The stem-piece is now placed between the folded bark end of the canoe with the heel resting for a small distance along its length on the bark bottom; the head must come to the right height above the outwales, as noted. While one worker holds the stem-piece in place, another trims away the excess bark at the end to the profile of the outboard face of the stem-piece. Thus the profile of each end is cut and the rake of the ends is established. The bark is next lashed to the stem-piece. In this canoe it is done with a spiral over-and-over stitch, a batten made of a large split root being placed over the edges of the bark, as the lashing proceeds, to form a stem band. The turns pass alternately from outboard around the inboard face of the stem-piece and through it; the awl inserted in the laminations from one side opens them enough to allow the strand to be forced through. Care is taken to pull up the strand very hard each time. As the outwale is approached, the bark is cut away at the notching in each so that the outwales can be brought snugly against the sides of the stem-piece. Here the strand is brought up one or two times over the outwales, abaft the stem head, before the bitter end is tucked, thus locking the outwales to the stem-piece and the bark. Then a lashing is placed around the outwales just inboard of the stem-piece, passing through a hole in the flap of the end deck-piece of bark and through the side bark. This lashing holds the outboard end of the deck piece flap.
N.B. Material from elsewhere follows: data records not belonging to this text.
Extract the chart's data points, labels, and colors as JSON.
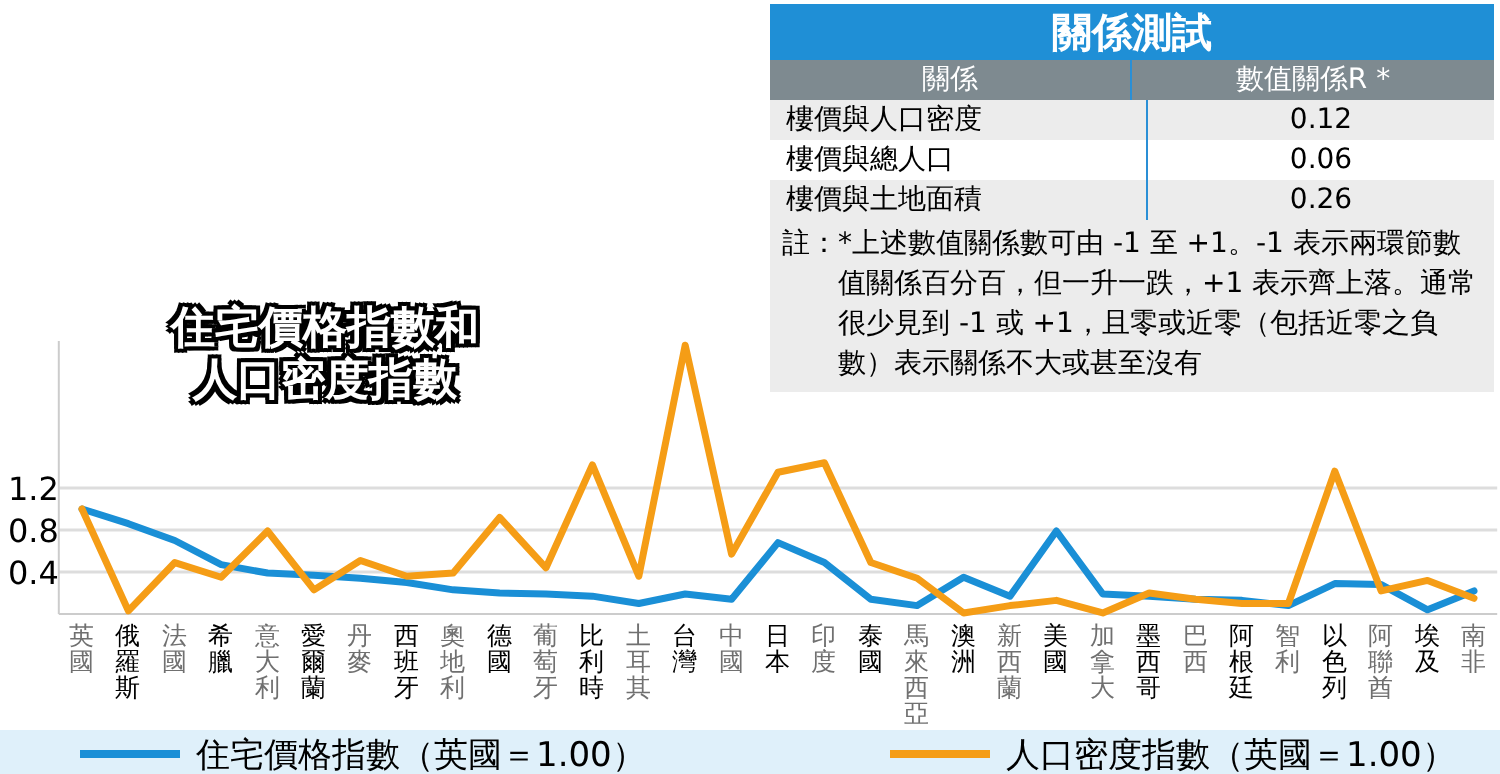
{
  "chart_data": {
    "type": "line",
    "title": "住宅價格指數和人口密度指數",
    "categories": [
      "英國",
      "俄羅斯",
      "法國",
      "希臘",
      "意大利",
      "愛爾蘭",
      "丹麥",
      "西班牙",
      "奧地利",
      "德國",
      "葡萄牙",
      "比利時",
      "土耳其",
      "台灣",
      "中國",
      "日本",
      "印度",
      "泰國",
      "馬來西亞",
      "澳洲",
      "新西蘭",
      "美國",
      "加拿大",
      "墨西哥",
      "巴西",
      "阿根廷",
      "智利",
      "以色列",
      "阿聯酋",
      "埃及",
      "南非"
    ],
    "series": [
      {
        "name": "住宅價格指數（英國＝1.00）",
        "color": "#1a8fd6",
        "values": [
          1.0,
          0.86,
          0.7,
          0.47,
          0.39,
          0.37,
          0.34,
          0.3,
          0.23,
          0.2,
          0.19,
          0.17,
          0.1,
          0.19,
          0.14,
          0.68,
          0.49,
          0.14,
          0.08,
          0.35,
          0.17,
          0.79,
          0.19,
          0.17,
          0.14,
          0.13,
          0.08,
          0.29,
          0.28,
          0.04,
          0.22
        ]
      },
      {
        "name": "人口密度指數（英國＝1.00）",
        "color": "#f59d16",
        "values": [
          1.0,
          0.03,
          0.49,
          0.35,
          0.79,
          0.23,
          0.51,
          0.36,
          0.39,
          0.92,
          0.44,
          1.42,
          0.36,
          2.56,
          0.57,
          1.35,
          1.44,
          0.49,
          0.34,
          0.01,
          0.08,
          0.13,
          0.01,
          0.2,
          0.14,
          0.1,
          0.1,
          1.36,
          0.22,
          0.32,
          0.15
        ]
      }
    ],
    "ylim": [
      0,
      2.6
    ],
    "yticks": [
      0.4,
      0.8,
      1.2
    ],
    "grid": "y",
    "legend": "bottom",
    "line_style": "solid",
    "marker": "none",
    "annotations": [
      "關係測試",
      "關係",
      "數值關係R *",
      "樓價與人口密度",
      "0.12",
      "樓價與總人口",
      "0.06",
      "樓價與土地面積",
      "0.26",
      "註：*上述數值關係數可由 -1 至 +1。-1 表示兩環節數值關係百分百，但一升一跌，+1 表示齊上落。通常很少見到 -1 或 +1，且零或近零（包括近零之負數）表示關係不大或甚至沒有"
    ]
  }
}
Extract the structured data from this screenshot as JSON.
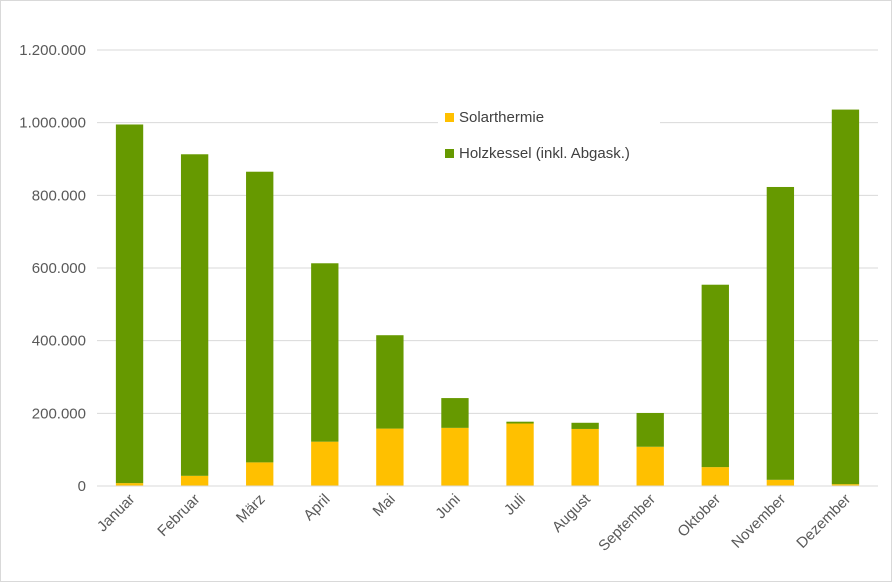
{
  "chart_data": {
    "type": "bar",
    "stacked": true,
    "categories": [
      "Januar",
      "Februar",
      "März",
      "April",
      "Mai",
      "Juni",
      "Juli",
      "August",
      "September",
      "Oktober",
      "November",
      "Dezember"
    ],
    "series": [
      {
        "name": "Solarthermie",
        "color": "#ffc000",
        "values": [
          8000,
          28000,
          65000,
          122000,
          158000,
          160000,
          172000,
          157000,
          108000,
          52000,
          17000,
          5000
        ]
      },
      {
        "name": "Holzkessel (inkl. Abgask.)",
        "color": "#669900",
        "values": [
          987000,
          885000,
          800000,
          491000,
          257000,
          82000,
          5000,
          17000,
          93000,
          502000,
          806000,
          1031000
        ]
      }
    ],
    "yticks": [
      "0",
      "200.000",
      "400.000",
      "600.000",
      "800.000",
      "1.000.000",
      "1.200.000"
    ],
    "ylim": [
      0,
      1200000
    ],
    "grid": true,
    "legend_position": "top-center-right"
  }
}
At the inboard end of the flap, another lashing is required, but the pinched-in outwales require additional securing outboard of this point; hence a lashing is passed just inboard of the middle of the flap, a little outboard of the ends of the inwales, and about six inches inboard from this lashing another is passed through the side bark and around the gunwale and outwale on each side. These three lashings hold the outwales snug to the ends of the gunwales and against the projecting bark ends in the pinched-in form of projecting outwales.